Data and Evaluation: Sifting Through the Static and the Sound (ECCP Mini-Grant Highlight, Part 1 of 2)

  • Data

by Tim Walter, Arapahoe County Early Childhood Council

Big Data, Data Analytics, Data Driven Analysis – do these “buzz-words” sound familiar?  We have entered the age of “Data” (…and whatever else you’d like to attach to the beginning or end of the word…), and there is no going back.  Data can be overwhelming – hard to determine what is important and what is just plain confusing.  Data is not all bad, in fact it can be what helps drive and guide program design, implementation, and evaluation efforts.

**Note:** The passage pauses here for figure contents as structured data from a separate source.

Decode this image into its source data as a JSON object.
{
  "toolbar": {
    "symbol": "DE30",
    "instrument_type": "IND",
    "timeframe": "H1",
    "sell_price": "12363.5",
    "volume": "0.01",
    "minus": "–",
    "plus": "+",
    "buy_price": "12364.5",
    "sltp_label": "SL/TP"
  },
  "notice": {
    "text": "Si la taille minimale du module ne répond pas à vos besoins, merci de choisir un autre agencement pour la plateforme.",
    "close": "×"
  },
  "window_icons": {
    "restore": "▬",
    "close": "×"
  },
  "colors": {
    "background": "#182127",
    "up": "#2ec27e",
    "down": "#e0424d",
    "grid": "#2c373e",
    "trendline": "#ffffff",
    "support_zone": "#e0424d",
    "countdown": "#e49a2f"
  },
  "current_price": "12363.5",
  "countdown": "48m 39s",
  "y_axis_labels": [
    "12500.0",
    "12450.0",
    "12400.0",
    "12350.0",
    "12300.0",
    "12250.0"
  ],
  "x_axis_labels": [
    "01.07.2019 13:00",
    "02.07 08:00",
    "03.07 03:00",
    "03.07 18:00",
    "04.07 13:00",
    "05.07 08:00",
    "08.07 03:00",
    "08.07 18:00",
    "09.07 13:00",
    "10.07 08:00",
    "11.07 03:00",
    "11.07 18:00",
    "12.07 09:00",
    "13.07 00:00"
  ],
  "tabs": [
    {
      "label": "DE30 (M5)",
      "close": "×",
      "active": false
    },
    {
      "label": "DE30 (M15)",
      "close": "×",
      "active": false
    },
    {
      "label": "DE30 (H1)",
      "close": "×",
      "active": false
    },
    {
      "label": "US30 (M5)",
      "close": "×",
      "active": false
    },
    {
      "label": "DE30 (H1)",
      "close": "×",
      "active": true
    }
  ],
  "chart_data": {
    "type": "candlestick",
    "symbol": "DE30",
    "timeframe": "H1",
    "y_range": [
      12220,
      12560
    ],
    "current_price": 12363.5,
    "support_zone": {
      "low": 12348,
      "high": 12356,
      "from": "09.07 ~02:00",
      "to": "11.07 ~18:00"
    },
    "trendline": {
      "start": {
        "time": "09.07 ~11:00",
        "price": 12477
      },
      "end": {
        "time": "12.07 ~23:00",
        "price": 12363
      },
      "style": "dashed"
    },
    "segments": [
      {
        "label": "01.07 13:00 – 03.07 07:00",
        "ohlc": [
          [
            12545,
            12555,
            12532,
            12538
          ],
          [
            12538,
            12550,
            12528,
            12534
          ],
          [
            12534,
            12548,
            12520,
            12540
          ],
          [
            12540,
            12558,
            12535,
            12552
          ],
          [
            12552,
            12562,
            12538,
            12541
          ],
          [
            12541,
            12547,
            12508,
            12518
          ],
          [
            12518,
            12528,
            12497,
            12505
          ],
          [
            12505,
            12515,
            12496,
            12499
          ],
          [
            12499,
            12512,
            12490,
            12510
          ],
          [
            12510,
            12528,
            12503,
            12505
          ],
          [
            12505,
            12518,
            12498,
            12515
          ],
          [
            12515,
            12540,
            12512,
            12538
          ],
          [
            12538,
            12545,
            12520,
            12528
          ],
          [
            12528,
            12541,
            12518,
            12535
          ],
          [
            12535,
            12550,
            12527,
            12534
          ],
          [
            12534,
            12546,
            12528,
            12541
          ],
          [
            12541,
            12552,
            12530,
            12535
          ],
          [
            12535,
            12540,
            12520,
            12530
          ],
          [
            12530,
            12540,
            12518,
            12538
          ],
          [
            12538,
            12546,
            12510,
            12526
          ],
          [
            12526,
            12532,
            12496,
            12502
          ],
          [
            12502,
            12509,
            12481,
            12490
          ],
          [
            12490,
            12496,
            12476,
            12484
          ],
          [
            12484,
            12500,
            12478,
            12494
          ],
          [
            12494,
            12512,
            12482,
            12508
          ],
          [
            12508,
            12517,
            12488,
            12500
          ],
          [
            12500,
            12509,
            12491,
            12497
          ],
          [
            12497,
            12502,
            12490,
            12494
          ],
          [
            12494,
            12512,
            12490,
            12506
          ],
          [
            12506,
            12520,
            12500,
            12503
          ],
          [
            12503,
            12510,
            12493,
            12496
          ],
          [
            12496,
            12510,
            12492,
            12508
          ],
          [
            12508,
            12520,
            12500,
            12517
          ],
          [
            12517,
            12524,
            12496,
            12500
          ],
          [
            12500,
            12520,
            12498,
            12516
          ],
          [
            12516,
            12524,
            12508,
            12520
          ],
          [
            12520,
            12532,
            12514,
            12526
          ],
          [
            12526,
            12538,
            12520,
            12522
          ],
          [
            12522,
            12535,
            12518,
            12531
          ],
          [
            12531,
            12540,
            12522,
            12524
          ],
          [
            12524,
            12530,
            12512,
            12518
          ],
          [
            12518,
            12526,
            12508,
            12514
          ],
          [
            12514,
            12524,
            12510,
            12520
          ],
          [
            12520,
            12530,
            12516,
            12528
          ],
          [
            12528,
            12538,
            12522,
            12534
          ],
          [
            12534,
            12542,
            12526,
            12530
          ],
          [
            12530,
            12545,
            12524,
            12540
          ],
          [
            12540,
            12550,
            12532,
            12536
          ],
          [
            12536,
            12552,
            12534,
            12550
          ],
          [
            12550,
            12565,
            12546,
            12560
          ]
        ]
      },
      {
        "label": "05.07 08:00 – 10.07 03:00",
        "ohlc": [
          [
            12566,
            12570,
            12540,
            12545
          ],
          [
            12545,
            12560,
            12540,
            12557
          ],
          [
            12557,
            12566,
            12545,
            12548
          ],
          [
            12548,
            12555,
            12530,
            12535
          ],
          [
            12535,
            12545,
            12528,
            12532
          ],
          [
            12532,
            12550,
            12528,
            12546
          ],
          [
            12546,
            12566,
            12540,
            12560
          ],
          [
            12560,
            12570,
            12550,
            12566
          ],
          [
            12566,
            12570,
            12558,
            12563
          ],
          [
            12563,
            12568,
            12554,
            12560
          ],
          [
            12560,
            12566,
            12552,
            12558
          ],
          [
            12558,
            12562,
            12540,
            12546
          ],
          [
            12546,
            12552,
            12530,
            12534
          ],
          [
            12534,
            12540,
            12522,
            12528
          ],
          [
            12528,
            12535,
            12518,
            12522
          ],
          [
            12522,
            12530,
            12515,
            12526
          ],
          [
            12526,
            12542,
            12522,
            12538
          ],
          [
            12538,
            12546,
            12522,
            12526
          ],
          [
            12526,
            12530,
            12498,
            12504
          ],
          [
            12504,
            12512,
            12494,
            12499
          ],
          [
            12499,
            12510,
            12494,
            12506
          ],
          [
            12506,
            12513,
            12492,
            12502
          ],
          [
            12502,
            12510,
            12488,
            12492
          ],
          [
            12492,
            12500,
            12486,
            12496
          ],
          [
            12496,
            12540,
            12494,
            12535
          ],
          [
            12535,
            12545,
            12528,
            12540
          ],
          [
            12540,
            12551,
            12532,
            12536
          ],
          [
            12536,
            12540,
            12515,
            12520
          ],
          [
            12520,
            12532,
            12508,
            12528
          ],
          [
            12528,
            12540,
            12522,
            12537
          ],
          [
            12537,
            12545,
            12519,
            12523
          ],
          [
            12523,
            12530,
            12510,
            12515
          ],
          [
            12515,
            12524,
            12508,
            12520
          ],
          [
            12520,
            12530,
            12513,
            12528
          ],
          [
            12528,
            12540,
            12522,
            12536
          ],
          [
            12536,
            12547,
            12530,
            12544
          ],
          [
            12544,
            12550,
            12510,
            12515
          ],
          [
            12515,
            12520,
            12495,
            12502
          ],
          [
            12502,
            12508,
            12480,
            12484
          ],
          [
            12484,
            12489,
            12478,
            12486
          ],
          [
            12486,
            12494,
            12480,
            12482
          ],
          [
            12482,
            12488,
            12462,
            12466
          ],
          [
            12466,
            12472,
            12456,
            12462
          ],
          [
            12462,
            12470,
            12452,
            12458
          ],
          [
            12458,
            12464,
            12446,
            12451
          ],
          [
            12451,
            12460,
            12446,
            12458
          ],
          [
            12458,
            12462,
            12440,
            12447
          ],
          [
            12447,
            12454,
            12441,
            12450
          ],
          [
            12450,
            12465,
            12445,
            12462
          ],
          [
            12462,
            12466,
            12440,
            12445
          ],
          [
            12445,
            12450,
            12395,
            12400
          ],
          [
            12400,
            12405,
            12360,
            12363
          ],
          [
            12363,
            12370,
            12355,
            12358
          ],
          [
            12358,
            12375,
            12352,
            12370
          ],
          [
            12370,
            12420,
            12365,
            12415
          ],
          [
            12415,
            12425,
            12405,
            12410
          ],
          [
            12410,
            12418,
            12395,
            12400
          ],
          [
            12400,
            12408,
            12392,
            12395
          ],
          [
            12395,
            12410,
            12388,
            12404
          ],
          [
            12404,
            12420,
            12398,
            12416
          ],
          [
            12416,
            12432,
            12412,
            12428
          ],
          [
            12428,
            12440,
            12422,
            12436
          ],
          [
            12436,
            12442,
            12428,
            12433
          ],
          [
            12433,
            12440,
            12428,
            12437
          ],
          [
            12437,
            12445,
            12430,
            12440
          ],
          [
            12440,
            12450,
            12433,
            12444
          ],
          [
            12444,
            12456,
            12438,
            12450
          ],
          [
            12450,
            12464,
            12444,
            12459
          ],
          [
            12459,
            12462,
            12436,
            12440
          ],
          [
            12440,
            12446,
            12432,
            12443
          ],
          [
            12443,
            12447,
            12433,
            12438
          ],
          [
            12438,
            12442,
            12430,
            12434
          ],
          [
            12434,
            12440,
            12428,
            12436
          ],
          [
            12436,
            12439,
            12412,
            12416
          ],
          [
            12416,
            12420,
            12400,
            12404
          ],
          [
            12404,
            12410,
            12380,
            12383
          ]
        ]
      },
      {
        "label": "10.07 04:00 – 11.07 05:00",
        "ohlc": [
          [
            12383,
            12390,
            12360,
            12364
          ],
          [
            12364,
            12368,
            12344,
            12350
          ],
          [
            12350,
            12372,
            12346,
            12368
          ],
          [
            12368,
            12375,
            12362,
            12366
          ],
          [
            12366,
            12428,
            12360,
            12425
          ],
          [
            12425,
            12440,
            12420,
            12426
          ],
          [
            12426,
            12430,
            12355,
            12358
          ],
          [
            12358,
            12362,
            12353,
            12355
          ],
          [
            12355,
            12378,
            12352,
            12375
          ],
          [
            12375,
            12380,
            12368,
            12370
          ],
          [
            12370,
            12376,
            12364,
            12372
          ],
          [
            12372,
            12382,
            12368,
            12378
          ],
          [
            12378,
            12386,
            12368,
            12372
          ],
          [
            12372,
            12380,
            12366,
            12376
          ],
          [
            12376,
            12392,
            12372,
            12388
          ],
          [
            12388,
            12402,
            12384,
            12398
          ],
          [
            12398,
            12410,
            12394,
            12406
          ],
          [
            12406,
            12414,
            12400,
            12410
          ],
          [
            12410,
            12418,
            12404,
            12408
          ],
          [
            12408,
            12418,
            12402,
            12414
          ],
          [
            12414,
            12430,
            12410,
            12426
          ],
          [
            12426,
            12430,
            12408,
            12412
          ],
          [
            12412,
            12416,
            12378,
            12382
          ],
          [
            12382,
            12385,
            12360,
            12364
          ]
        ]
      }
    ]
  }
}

Program Evaluation for non-profit agencies and organizations is possibly more important now than ever before.  Every year non-profit agencies and organizations prepare to write and apply for new and old grants alike; however, what makes your non-profit work so special?  Can you show the good work your organization does (and whether it is producing effective results)?

You might be asking: Why is data and evaluation of my program important and what does it have to do with my work?

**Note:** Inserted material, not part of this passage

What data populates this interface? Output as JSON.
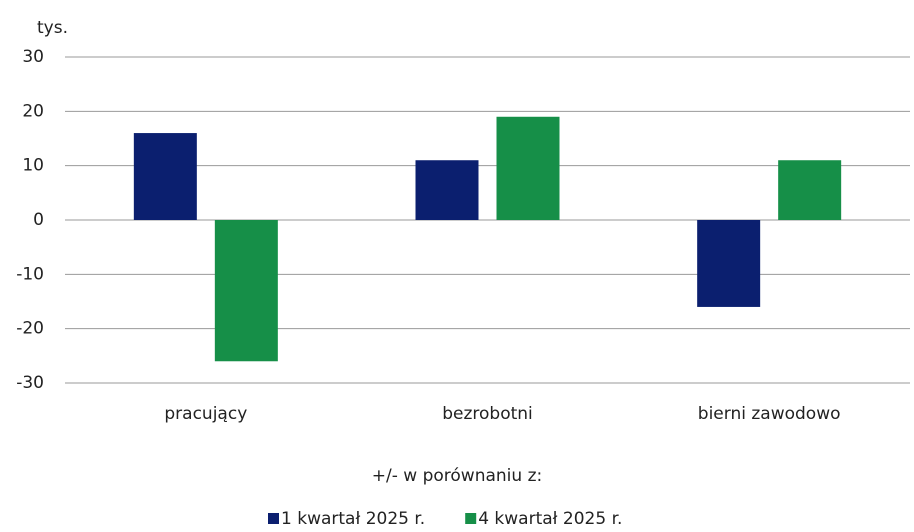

“Program Evaluation” and data analysis will continue to be the standard by which organizations are judged.  For many years, science-driven professions (Engineering, Accounting, Medicine) have been required to quantify and show accountability when presenting results.  Only more recently, the social sciences (Public Health and Social Work) have been asked to quantify and show accountability with the work they do.  It is now, more than ever, necessary for organizations to “Show Their Good Work” as grant funders want to see “accountability” when awarding dollars to organizations.

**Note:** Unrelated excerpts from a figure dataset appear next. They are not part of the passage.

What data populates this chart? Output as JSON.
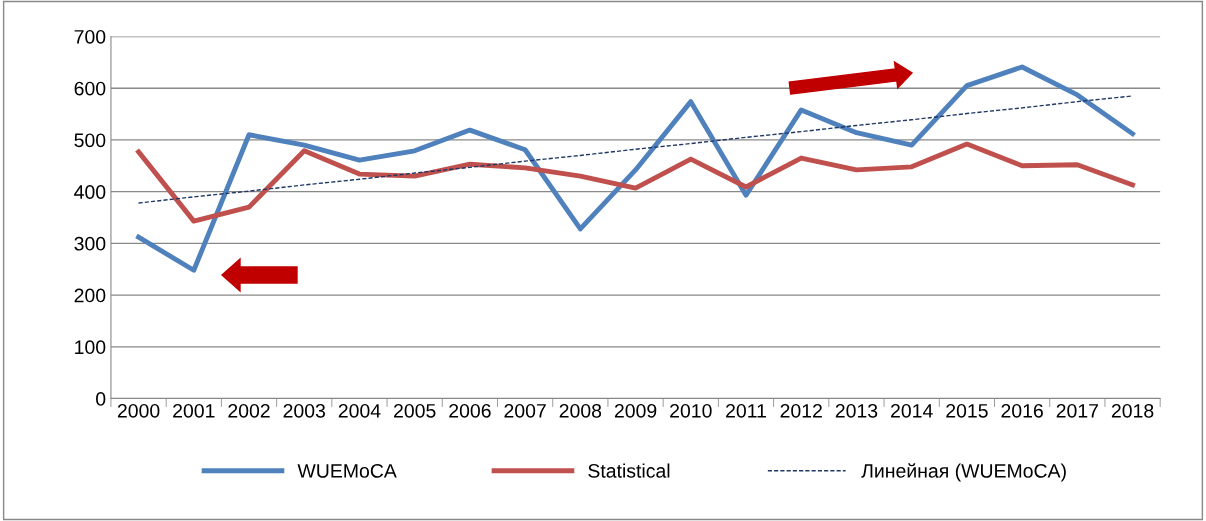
{
  "chart_data": {
    "type": "line",
    "categories": [
      "2000",
      "2001",
      "2002",
      "2003",
      "2004",
      "2005",
      "2006",
      "2007",
      "2008",
      "2009",
      "2010",
      "2011",
      "2012",
      "2013",
      "2014",
      "2015",
      "2016",
      "2017",
      "2018"
    ],
    "series": [
      {
        "name": "WUEMoCA",
        "color": "#4f81bd",
        "values": [
          312,
          248,
          510,
          490,
          461,
          479,
          519,
          481,
          328,
          442,
          574,
          393,
          558,
          514,
          490,
          605,
          641,
          587,
          512
        ]
      },
      {
        "name": "Statistical",
        "color": "#c0504d",
        "values": [
          477,
          343,
          370,
          479,
          434,
          430,
          453,
          446,
          430,
          407,
          463,
          409,
          465,
          442,
          448,
          492,
          450,
          452,
          413
        ]
      },
      {
        "name": "Линейная (WUEMoCA)",
        "color": "#1f3864",
        "type": "line",
        "line_style": "dashed",
        "values": [
          378,
          390,
          401,
          413,
          424,
          436,
          447,
          459,
          470,
          482,
          493,
          505,
          516,
          528,
          539,
          551,
          562,
          574,
          585
        ]
      }
    ],
    "ylim": [
      0,
      700
    ],
    "yticks": [
      0,
      100,
      200,
      300,
      400,
      500,
      600,
      700
    ],
    "grid": "y",
    "legend": "bottom",
    "marker": "none",
    "line_style": "solid"
  }
}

The ECCP Mini-Grant supporting the Arapahoe County Early Childhood Council kicked off an inter-agency re-assessment of how we tracked our program outcomes in past years, and we began to ask,  what “truly matters” for tracking, as we move into 2017-2018 and beyond.  Along the way, we have developed Logic Model templates (modeled after Results Based Accountability theory) to identify program outcome goals and database design needs.  Our ultimate goal is to create a data tracking system capable of producing images and visual reports that will show our good work.  There will be a variety of other uses for this information, but the process of designing a robust evaluation methodology was far more manageable than previously thought.

Program Evaluation may seem daunting – but my hope is to provide a few more opportunities (and tips) that will provide others easy to use ideas/templates, design tips, and an ability to bring to life the good work being done.